Phenotypic diversities and relationships between traits. (a–d) Histogram and boxplot of the traits associated with culm strength. Red and blue bars indicate the results in 2018 and 2019, respectively. (a) Basal culm diameter. (b) Bending moment at breaking. (c) Bending moment. (d) Culm diameter of the 3rd internode. (e) Correlations among 14 traits. The numbers show the correlation coefficient value (R). The number on the diagonal indicates the correlation coefficient between 2 years. The upper triangle and lower triangle show the results of 2018 and 2019, respectively.

Figure 2

The component traits of culm strength among cultivars. (a) The relationships between section modulus and bending stress on 135 cultivars. The graphs on the left and right shows the results of 2018 and 2019, respectively. The curves indicate the bending moment at breaking. Red plots indicate the positions of the 4 cultivars focused on (b–d). (b–d) The section modulus, bending moment and bending moment at breaking of the 4 cultivars. Different letters indicate significant differences between both cultivars: P < 0.05 (Tukey's test). Each bar indicates the mean ± SD (n = 8, only “Hinohikari” in 2019 is n = 5). (e–h) Images of culm sections. Each picture indicates Koshihikari, Kameji, Omachi and Hinohikari, in order from the left.

Figure 3

The relationships between the traits and the year each cultivar was bred. Dotted lines indicate the regression lines.

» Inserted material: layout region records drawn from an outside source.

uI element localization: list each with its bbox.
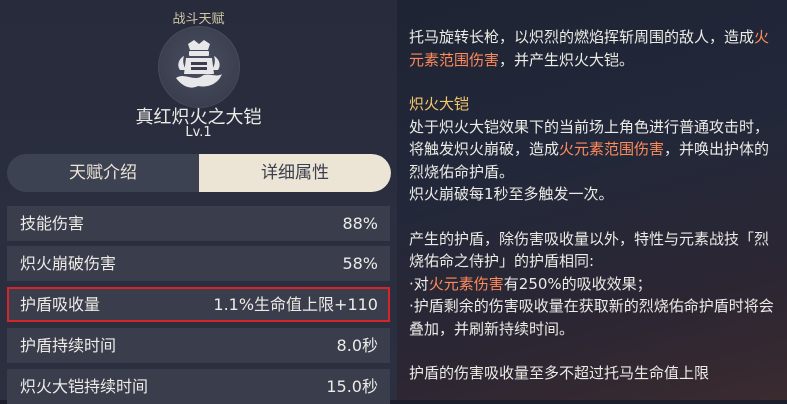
- section-heading: 炽火大铠: [409, 95, 470, 113]
- tab-talent-intro[interactable]: 天赋介绍: [7, 154, 199, 192]
- stat-label: 护盾吸收量: [20, 295, 101, 314]
- description-paragraph: 托马旋转长枪，以炽烈的燃焰挥斩周围的敌人，造成火元素范围伤害，并产生炽火大铠。: [409, 28, 770, 69]
- pyro-keyword: 火元素伤害: [428, 274, 504, 293]
- description-paragraph: 炽火崩破每1秒至多触发一次。: [409, 185, 614, 203]
- description-paragraph: 处于炽火大铠效果下的当前场上角色进行普通攻击时，将触发炽火崩破，造成火元素范围伤…: [409, 117, 770, 181]
- stat-row-scorching-dmg: 炽火崩破伤害 58%: [7, 246, 390, 281]
- stat-value: 15.0秒: [326, 377, 378, 396]
- tab-detailed-attributes[interactable]: 详细属性: [199, 154, 391, 192]
- bullet-item: ·护盾剩余的伤害吸收量在获取新的烈烧佑命护盾时将会叠加，并刷新持续时间。: [409, 297, 774, 338]
- talent-level: Lv.1: [185, 125, 212, 140]
- stat-label: 护盾持续时间: [20, 336, 117, 355]
- talent-description-panel: 托马旋转长枪，以炽烈的燃焰挥斩周围的敌人，造成火元素范围伤害，并产生炽火大铠。 …: [397, 0, 787, 400]
- section-title: 战斗天赋: [172, 12, 225, 27]
- bullet-item: ·对火元素伤害有250%的吸收效果；: [409, 274, 652, 293]
- stat-row-armor-duration: 炽火大铠持续时间 15.0秒: [7, 369, 390, 404]
- talent-panel: 战斗天赋 真红炽火之大铠 Lv.1 天赋介绍 详细属性 技能伤害 88% 炽火崩: [0, 0, 397, 404]
- stat-value: 58%: [342, 254, 378, 273]
- talent-emblem: [158, 26, 240, 108]
- pyro-keyword: 火元素范围伤害: [559, 140, 665, 158]
- stat-value: 1.1%生命值上限+110: [213, 295, 378, 314]
- stat-label: 技能伤害: [20, 214, 85, 233]
- stat-value: 88%: [342, 214, 378, 233]
- stat-label: 炽火大铠持续时间: [20, 377, 149, 396]
- talent-description: 托马旋转长枪，以炽烈的燃焰挥斩周围的敌人，造成火元素范围伤害，并产生炽火大铠。 …: [409, 26, 781, 385]
- tab-bar: 天赋介绍 详细属性: [7, 154, 391, 192]
- stat-row-shield-duration: 护盾持续时间 8.0秒: [7, 328, 390, 363]
- stat-row-skill-dmg: 技能伤害 88%: [7, 206, 390, 241]
- stat-label: 炽火崩破伤害: [20, 254, 117, 273]
- description-paragraph: 护盾的伤害吸收量至多不超过托马生命值上限: [409, 364, 710, 382]
- stat-row-shield-absorption: 护盾吸收量 1.1%生命值上限+110: [7, 287, 390, 322]
- description-paragraph: 产生的护盾，除伤害吸收量以外，特性与元素战技「烈烧佑命之侍护」的护盾相同:: [409, 229, 770, 271]
- stat-value: 8.0秒: [336, 336, 378, 355]
- flaming-armor-icon: [176, 40, 222, 88]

Red and blue plots or lines indicate the result of 2018 and 2019, respectively. (a) Bending moment at breaking. (b) Basal culm diameter. (c) Culm length.

Figure 4

Candidate region mapping based on GWAS in 2018 and 2019. DTH days to heading, CL culm length, PN panicle number, PL panicle length, SPN spikelet number per panicle, FLL flag leaf length, FLW flag leaf width, BCD basal culm diameter, BM bending moment at breaking, BS bending stress, YM Young’s modulus, FR flexural rigidity, CTD culm tissue density, 3rdCD culm diameter of 3rd internode.

Figure 5

The candidate region detected between 27 Mb and the terminal end of chromosome 5. (a) The Manhattan plot of GWAS for basal culm diameter in 2018. The red triangle indicates the candidate region on chromosome 5, and the same applies hereinafter. (b) The Manhattan plot of the gene-based association study for basal culm diameter in 2018. (c) The Manhattan plot of GWAS for basal culm diameter in 2019. (d) The Manhattan plot of the gene-based association study for basal culm diameter in 2019. (e) The Manhattan plot of GWAS for the culm diameter of the 3rd internode in 2019. The figure below is the enlarged view of the candidate region. (f) The Manhattan plot of the gene-based association study for the culm diameter of the 3rd internode in 2019. The figure below is the enlarged view of the candidate region. (g) The ratio of the cultivars bred before 1950 and after 1950 in each haplotype of LOC_Os05g51190 (1950 is included after 1950). The numbers on the graph indicate the numbers of cultivars included. (h) The culm diameter of the 3rd internode for the indicated haplotype of LOC_Os05g51190. Differences between the haplotypes were analysed by Welch’s t-test. (i) The DNA mutations in the coding region of LOC_Os05g51190.

Figure 6

The breeding history of the top 5 cultivars in the cultivation area in Japan and their relationships with landraces.